The data from transcriptome profiling has enabled identification of translocations, verification of somatic alterations, and assessment of expression levels of cancer genes. Dr. Kung and his colleagues are using genomic information for initial diagnosis and prognostic decisions, as well as the investigation of potentially actionable alterations and the monitoring of disease response.

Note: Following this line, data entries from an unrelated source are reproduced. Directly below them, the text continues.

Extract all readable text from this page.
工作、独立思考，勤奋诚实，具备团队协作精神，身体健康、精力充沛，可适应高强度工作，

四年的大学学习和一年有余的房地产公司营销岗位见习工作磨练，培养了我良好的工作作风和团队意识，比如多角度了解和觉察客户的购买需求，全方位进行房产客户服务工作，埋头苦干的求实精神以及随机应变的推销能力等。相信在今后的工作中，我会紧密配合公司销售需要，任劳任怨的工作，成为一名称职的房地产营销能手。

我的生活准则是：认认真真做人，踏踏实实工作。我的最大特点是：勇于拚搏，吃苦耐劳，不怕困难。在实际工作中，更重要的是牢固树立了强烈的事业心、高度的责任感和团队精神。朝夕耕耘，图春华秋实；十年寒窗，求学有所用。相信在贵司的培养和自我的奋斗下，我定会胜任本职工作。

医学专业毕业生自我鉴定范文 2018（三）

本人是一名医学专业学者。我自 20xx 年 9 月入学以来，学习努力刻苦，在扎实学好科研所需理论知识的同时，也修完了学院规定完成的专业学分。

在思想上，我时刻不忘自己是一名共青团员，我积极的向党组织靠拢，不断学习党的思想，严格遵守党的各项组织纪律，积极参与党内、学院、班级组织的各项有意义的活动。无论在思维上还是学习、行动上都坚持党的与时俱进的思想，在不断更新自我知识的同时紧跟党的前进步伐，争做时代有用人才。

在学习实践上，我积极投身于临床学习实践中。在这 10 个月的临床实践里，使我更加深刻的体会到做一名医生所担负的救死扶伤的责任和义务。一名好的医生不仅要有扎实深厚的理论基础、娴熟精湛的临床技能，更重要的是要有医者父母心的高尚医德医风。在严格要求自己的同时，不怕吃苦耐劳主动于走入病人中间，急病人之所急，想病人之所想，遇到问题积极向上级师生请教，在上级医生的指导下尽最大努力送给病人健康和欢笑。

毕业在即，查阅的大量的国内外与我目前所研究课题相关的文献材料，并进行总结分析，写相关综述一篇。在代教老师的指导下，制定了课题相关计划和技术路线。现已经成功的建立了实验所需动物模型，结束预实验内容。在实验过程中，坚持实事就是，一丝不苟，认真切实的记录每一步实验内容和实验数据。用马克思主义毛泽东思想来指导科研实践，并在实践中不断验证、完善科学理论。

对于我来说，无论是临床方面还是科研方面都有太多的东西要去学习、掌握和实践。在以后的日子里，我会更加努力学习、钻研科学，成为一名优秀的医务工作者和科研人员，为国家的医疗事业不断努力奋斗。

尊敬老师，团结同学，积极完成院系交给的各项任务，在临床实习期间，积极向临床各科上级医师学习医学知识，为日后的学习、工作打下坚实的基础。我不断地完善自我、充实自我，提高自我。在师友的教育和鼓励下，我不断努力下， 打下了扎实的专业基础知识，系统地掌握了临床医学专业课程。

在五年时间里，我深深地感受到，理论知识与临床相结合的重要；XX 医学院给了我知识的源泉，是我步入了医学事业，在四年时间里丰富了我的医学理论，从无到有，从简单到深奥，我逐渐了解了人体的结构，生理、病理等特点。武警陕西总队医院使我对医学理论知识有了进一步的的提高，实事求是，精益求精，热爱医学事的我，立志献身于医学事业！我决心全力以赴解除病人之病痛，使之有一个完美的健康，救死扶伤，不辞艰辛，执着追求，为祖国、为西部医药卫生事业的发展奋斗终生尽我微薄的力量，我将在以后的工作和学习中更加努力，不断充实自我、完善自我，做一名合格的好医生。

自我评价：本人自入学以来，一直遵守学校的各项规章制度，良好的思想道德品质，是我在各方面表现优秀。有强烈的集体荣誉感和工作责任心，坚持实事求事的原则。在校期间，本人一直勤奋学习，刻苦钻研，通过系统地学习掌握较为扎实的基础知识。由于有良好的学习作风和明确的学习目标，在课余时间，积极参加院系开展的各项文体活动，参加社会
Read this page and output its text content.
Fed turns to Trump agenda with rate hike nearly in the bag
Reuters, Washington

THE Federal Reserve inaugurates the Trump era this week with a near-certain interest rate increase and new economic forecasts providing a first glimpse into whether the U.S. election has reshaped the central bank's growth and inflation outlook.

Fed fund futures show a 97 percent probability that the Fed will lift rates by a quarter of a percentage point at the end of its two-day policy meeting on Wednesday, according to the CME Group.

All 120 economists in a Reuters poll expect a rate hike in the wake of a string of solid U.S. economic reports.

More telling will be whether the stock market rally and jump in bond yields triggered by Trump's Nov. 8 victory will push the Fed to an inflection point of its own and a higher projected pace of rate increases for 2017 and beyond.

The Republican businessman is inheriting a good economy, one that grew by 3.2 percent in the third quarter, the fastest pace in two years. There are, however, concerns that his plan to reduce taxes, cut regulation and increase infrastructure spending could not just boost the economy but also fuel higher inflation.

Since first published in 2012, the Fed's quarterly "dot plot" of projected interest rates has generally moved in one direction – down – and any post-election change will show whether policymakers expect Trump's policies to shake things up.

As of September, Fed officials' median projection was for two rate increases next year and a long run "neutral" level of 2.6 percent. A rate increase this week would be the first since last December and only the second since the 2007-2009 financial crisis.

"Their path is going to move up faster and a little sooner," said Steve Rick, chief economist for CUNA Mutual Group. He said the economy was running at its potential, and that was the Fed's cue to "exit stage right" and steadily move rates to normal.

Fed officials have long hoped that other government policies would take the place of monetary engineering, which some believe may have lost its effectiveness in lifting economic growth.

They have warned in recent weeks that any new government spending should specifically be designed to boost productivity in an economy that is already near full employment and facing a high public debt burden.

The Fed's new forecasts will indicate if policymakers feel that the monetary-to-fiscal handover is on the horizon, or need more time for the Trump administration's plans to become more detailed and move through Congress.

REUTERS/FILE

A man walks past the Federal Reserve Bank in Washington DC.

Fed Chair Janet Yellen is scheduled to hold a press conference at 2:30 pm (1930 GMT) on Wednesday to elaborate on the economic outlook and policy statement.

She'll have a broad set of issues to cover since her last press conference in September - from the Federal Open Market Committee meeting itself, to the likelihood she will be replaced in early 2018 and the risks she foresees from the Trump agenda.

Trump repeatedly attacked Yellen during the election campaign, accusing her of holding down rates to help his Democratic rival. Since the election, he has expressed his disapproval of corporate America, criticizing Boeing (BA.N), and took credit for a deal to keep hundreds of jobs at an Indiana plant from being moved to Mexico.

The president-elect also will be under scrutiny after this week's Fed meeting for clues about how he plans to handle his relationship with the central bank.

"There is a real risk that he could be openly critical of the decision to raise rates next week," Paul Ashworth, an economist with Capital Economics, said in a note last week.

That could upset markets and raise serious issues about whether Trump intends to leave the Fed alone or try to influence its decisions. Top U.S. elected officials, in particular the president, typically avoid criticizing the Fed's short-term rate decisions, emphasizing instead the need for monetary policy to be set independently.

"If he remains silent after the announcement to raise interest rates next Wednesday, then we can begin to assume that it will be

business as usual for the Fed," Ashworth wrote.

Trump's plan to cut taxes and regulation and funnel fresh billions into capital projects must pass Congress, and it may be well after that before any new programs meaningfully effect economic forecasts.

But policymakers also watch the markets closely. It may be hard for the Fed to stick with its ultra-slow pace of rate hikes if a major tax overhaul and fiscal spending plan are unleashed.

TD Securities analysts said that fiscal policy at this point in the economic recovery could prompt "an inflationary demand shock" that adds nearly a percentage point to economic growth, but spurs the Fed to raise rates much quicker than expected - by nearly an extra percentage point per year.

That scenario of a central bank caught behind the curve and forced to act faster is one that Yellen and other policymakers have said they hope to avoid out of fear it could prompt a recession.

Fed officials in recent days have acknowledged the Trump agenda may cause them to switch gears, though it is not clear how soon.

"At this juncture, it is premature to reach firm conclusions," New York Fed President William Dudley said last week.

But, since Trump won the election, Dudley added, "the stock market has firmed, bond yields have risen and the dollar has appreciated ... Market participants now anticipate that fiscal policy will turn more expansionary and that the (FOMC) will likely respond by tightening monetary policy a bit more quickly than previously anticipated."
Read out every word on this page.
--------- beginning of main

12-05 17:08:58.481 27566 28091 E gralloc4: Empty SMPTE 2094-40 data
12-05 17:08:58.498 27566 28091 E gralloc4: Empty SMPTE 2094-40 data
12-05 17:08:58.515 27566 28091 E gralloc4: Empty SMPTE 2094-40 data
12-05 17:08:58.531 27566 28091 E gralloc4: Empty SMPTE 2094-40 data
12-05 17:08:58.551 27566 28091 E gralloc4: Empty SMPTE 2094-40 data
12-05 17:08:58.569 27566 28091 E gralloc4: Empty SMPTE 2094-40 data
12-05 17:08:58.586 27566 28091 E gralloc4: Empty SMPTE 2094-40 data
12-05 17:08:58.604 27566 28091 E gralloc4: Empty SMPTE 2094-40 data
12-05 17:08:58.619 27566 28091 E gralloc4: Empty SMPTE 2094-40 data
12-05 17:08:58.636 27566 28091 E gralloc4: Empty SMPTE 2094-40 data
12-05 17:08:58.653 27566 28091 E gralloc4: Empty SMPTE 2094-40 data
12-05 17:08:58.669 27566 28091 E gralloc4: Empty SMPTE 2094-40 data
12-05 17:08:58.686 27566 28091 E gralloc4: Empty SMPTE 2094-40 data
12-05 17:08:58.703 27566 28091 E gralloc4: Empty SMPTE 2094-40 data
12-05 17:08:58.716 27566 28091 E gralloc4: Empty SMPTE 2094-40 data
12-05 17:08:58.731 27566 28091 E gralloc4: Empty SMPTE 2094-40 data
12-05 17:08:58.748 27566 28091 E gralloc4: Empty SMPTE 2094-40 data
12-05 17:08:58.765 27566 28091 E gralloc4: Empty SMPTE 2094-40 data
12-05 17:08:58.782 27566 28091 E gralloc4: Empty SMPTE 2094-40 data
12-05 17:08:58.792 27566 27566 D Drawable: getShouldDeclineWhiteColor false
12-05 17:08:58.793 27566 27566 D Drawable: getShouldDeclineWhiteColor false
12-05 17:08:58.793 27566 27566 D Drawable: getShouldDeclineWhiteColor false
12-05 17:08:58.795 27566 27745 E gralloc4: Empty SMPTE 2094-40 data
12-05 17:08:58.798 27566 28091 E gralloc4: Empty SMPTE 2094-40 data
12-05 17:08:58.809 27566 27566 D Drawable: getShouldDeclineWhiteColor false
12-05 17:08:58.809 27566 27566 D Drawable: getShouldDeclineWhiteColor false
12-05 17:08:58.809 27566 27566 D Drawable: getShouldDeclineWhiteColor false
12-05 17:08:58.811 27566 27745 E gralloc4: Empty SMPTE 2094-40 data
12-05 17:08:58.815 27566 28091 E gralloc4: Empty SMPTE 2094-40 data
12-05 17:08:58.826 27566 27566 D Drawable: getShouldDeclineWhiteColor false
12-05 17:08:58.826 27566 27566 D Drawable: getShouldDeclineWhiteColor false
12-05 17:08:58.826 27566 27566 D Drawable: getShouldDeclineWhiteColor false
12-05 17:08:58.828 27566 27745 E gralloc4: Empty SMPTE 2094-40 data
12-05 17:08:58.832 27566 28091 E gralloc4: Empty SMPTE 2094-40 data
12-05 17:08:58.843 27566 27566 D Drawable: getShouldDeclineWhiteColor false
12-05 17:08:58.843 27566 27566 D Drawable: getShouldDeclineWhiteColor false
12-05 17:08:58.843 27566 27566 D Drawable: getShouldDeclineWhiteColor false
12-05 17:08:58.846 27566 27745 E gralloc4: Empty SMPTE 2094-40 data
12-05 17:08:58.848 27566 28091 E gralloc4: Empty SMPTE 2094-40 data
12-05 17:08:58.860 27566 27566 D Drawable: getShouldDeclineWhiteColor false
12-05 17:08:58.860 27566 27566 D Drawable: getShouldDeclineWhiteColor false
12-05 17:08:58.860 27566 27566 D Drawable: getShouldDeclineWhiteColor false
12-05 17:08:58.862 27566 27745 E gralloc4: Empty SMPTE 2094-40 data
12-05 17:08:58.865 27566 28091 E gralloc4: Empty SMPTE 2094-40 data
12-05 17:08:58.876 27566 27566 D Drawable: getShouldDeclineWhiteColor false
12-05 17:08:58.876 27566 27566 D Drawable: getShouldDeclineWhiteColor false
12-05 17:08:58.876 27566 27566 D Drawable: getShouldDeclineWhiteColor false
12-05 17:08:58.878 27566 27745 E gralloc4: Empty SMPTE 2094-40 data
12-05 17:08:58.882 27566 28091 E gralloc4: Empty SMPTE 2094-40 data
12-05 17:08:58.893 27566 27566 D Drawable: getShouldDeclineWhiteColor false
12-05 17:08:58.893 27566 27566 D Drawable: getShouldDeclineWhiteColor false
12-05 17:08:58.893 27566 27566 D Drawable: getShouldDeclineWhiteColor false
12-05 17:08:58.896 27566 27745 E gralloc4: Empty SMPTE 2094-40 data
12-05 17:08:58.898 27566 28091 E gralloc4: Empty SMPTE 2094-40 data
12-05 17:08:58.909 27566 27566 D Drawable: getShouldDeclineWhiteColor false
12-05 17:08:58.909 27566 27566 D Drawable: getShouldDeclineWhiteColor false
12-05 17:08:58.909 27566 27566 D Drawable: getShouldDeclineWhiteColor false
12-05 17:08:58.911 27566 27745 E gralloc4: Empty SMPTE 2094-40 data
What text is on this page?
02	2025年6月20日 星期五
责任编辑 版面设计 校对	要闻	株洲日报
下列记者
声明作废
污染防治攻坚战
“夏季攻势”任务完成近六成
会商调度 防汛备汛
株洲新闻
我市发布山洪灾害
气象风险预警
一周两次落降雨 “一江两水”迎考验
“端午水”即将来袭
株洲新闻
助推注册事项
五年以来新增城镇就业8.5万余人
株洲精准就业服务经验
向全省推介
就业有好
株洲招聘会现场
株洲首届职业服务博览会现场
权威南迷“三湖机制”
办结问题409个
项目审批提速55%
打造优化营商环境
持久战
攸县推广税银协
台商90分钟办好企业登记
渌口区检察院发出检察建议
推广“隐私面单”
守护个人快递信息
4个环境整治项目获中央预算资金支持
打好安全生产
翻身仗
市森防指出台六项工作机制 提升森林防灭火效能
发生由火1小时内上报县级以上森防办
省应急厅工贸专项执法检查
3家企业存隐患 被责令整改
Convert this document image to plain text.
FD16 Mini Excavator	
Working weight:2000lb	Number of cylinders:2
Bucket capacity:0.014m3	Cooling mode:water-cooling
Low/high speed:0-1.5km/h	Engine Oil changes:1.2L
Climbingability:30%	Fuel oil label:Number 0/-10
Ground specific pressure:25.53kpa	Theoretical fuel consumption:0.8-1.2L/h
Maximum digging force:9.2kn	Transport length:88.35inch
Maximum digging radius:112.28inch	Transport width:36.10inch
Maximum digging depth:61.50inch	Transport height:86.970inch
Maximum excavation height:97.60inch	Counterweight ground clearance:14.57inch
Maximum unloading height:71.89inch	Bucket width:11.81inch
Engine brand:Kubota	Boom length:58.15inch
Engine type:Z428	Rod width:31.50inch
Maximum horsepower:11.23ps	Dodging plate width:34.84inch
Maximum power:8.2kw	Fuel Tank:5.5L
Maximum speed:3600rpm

To gain insight into gene-expression changes, transcriptome analysis usually compares two different types of tissues or cells. For example, analyses may attempt to identify differentially expressed genes in cancer cells and normal cells.
“In patients with cancer, we usually do not have access to the normal cell of origin, making it harder to identify the genes that are over- or under-expressed,” explains Dr. Kung. “Fortunately, the vast amounts of existing gene-expression data allow us to identify genes whose expression are most changed relative to models built on the expression data aggregated across large existing datasets.”
These genomic technologies were first used to augment the care of pediatric patients at Columbia. The technologies were so successful that they attracted philanthropic funding, which is being used to expand access to genomic testing to all children with high-risk cancer across New York City.